The introduction of end-to-end encryption services by WhatsApp may serve as a clarion call for the government to reassess the existing regulatory framework in India. Over-The-Top (OTT) services like WhatsApp, Skype, Facebook Messenger, and Viber are neither classified as telecom or internet service providers, thus escaping any regulatory scrutiny.

WhatsApp’s latest 256-bit end-to-end encryption update means that all user calls and content via text, video, image, and other files can only be accessed by the intended recipient. WhatsApp also does not possess the decryption key, guaranteeing absolute user privacy from both WhatsApp and ‘lawful interception’ by the government. Such secrecy is a double edged sword, as witnessed in the Apple v. FBI case in the US, where government intelligence services demanded access to encrypted data for security purposes. WhatsApp, which is accessed on all operating systems, with over a billion monthly active users worldwide and 70 million Indian users, has pushed the debate over a much wider realm.

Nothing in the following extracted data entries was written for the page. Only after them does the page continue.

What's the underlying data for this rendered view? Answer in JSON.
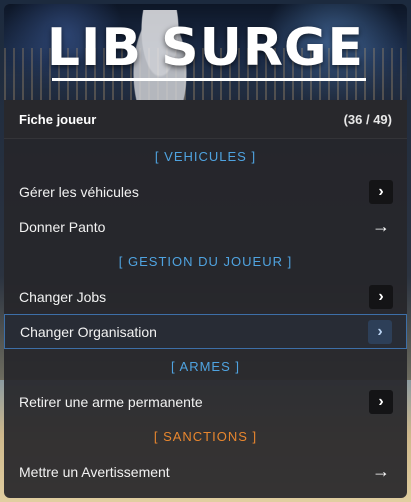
{
  "banner": {
    "logo_text": "LIB SURGE"
  },
  "header": {
    "title": "Fiche joueur",
    "count": "(36 / 49)"
  },
  "colors": {
    "section_blue": "#4fa3e0",
    "section_orange": "#e8862e",
    "selected_border": "#3d6fa8"
  },
  "menu": {
    "sections": [
      {
        "label": "[ VEHICULES ]",
        "color": "#4fa3e0",
        "items": [
          {
            "label": "Gérer les véhicules",
            "icon": "chevron-right-icon"
          },
          {
            "label": "Donner Panto",
            "icon": "arrow-right-icon"
          }
        ]
      },
      {
        "label": "[ GESTION DU JOUEUR ]",
        "color": "#4fa3e0",
        "items": [
          {
            "label": "Changer Jobs",
            "icon": "chevron-right-icon"
          },
          {
            "label": "Changer Organisation",
            "icon": "chevron-right-icon",
            "selected": true
          }
        ]
      },
      {
        "label": "[ ARMES ]",
        "color": "#4fa3e0",
        "items": [
          {
            "label": "Retirer une arme permanente",
            "icon": "chevron-right-icon"
          }
        ]
      },
      {
        "label": "[ SANCTIONS ]",
        "color": "#e8862e",
        "items": [
          {
            "label": "Mettre un Avertissement",
            "icon": "arrow-right-icon"
          }
        ]
      }
    ]
  },
  "icons": {
    "chevron": "›",
    "arrow": "→"
  }
}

Presently, the government may consider recommendations from a 2015 OTT Consultation Paper put out by the Telecom Regulatory Authority of India (TRAI) that OTT services be classified as either communication service providers or application service providers – subject to licensing requirements, including enabling ‘lawful interception’. While Section 69 of the Information Technology Act of 2000 directs intermediaries like WhatsApp to allow interception, monitoring and decryption, compliance will be impossible on account of the end-to-end encryption, and may be out of their purview as the company is based outside India.